Os assassinos são fanáticos que acreditam que a sua religião exige fúria, raiva e morte para quem tem outra fé, principalmente para os seus sacerdotes. A mídia leiga não fala muito desses mártires. Ela prefere muito mais falar de padres que se tornaram infiéis à sua vocação. E nada dizem a respeito dos mártires da modernidade, daqueles padres que são esmagados pela carga do dia a dia e da aparente inutilidade do bem.

Mas eles existem, os sem-nome. Deus os conhece. Deus os ama. Ele um dia os chamou para que estivessem a seu serviço. Para que cuidassem de seu rebanho. Ninguém deve se perder, disse-lhes Ele (cf. Mt 18,14). Cheios de esperança eles empreenderam o caminho do Bom Pastor, não se pouparam, e agora eles mesmos estão ameaçados de morrer de sede no deserto espiritual de hoje, de morrerem sufocados no caos de uma administração sem alma, de morrerem à míngua com o seu Anúncio, sozinhos no meio das massas.

Tudo isso acontece ao nosso lado, nesse mundo supostamente civilizado, na Europa, na América do Norte, nas grandes metrópoles da América do Sul. Acontece também longe da civilização, nas alturas dos Andes, na floresta amazônica: a preocupação pelas ovelhas perdidas os estimulou, eles iam atrás delas, ajudavam fugitivos, conseguiam cabanas, pão, trabalho para os perseguidos, visitavam idosos – até que, após excessivas desilusões, sem forças e esgotados, não conseguiam mais rezar, apelavam para a bebida, caíam na depressão.

“Onde está Deus?”, perguntam eles. Outros há que não conseguem mais suportar o trauma da guerra. A todo momento lampejam em suas mentes as imagens de quando eram acossados pelas ruas, seminus, só com roupas de baixo, quando eram testemunhas de massacres, quando viam crianças que, antes de morrer, os fitavam com olhos arregalados, vazios. E eles ali, sem saber o que fazer e incapazes até mesmo de balbuciar um “miserere nobis”. Deus os conhece. Ele colocou o destino deles nas mãos de vocês.
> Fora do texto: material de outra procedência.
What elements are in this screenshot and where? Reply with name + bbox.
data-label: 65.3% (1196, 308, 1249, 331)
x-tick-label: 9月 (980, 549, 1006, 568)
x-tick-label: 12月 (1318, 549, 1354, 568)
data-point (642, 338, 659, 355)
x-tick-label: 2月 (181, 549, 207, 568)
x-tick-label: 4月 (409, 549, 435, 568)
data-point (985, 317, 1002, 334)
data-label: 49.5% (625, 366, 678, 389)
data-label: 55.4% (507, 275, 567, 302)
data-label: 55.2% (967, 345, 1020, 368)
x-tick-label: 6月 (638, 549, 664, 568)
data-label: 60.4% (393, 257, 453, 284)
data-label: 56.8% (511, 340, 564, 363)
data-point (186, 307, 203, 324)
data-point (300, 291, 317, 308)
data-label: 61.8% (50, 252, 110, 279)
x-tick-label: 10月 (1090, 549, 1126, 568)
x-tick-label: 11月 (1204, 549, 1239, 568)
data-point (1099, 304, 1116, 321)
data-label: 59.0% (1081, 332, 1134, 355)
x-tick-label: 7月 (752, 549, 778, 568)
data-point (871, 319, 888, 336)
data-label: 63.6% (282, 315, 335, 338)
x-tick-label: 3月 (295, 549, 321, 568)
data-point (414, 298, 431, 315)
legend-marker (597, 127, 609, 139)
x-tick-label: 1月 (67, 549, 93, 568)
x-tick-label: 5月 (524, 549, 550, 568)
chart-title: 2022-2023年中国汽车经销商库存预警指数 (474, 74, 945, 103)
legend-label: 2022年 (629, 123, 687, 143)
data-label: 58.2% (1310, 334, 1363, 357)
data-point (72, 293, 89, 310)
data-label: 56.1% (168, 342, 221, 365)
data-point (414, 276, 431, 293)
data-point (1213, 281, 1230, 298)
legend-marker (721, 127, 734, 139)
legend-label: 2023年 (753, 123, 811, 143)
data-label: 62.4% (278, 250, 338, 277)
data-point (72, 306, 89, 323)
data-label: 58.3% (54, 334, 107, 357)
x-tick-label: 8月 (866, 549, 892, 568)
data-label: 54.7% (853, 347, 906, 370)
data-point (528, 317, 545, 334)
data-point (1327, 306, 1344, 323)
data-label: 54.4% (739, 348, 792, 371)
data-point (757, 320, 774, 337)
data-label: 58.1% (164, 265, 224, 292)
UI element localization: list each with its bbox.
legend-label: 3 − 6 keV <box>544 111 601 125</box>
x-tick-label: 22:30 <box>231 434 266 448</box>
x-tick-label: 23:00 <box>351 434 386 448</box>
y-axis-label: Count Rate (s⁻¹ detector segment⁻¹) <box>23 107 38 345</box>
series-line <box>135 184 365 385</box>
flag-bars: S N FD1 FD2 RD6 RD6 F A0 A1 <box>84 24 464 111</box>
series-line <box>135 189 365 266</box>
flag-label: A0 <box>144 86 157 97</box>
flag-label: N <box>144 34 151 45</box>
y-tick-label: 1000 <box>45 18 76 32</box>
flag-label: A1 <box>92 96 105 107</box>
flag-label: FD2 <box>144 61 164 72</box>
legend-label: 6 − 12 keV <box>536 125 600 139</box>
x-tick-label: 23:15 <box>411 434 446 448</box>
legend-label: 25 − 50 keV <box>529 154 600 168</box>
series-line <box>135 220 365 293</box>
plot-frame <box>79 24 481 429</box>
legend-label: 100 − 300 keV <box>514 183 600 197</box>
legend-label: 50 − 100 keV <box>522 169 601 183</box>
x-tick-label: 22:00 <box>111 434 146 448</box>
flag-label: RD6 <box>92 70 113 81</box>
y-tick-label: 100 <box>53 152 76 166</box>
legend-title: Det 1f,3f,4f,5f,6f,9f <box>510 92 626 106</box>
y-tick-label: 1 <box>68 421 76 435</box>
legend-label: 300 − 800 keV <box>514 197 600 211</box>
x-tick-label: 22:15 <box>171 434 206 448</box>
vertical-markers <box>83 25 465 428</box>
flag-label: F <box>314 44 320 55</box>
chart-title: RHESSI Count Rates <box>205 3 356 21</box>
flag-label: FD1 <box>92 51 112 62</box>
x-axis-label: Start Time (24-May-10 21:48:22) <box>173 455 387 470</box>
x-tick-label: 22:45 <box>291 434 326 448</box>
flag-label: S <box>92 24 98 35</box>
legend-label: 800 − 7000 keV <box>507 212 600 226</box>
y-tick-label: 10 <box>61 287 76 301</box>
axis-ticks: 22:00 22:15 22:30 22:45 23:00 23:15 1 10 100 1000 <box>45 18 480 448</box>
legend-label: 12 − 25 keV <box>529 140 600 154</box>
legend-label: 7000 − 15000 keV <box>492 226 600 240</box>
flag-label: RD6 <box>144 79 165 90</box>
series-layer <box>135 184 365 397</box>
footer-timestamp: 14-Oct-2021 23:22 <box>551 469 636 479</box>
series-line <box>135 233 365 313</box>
Quando eles não conseguem mais rezar, são vocês que rezam por eles. “Vede como se amam uns aos outros”, dizia-se dos primeiros cristãos. Também foi assim que começou a nossa Obra: como ajuda para os padres isolados na Europa Oriental – a “Ajuda aos Padres do Leste” (primeiro nome da ‘Ajuda à Igreja que Sofre’).

Hoje encontramos padres precisando de ajuda em todos os continentes. Muitos bispos conhecem os problemas. Carinhosamente eles falam com seus padres. Eles cuidam que os futuros padres tenham personalidade estável. Eles organizam não somente a prevenção, mas também programas de cura, seja por terapia psicológica, seja por dias regulares de retiro. Para isso dirigem-se também a nós, com toda a discrição.

Recebemos agora a carta de um padre. Ele agradece por ter podido voltar aos braços abertos do pai, como o filho pródigo. “Tal como o agir, também o sofrimento faz parte da existência humana”, escreve o Santo Padre na sua encíclica Spes salvi. É a esperança de retorno – inclusive para os “pastores perdidos”. A atuação de vocês – em dádivas e orações – dá nova vida a essa esperança.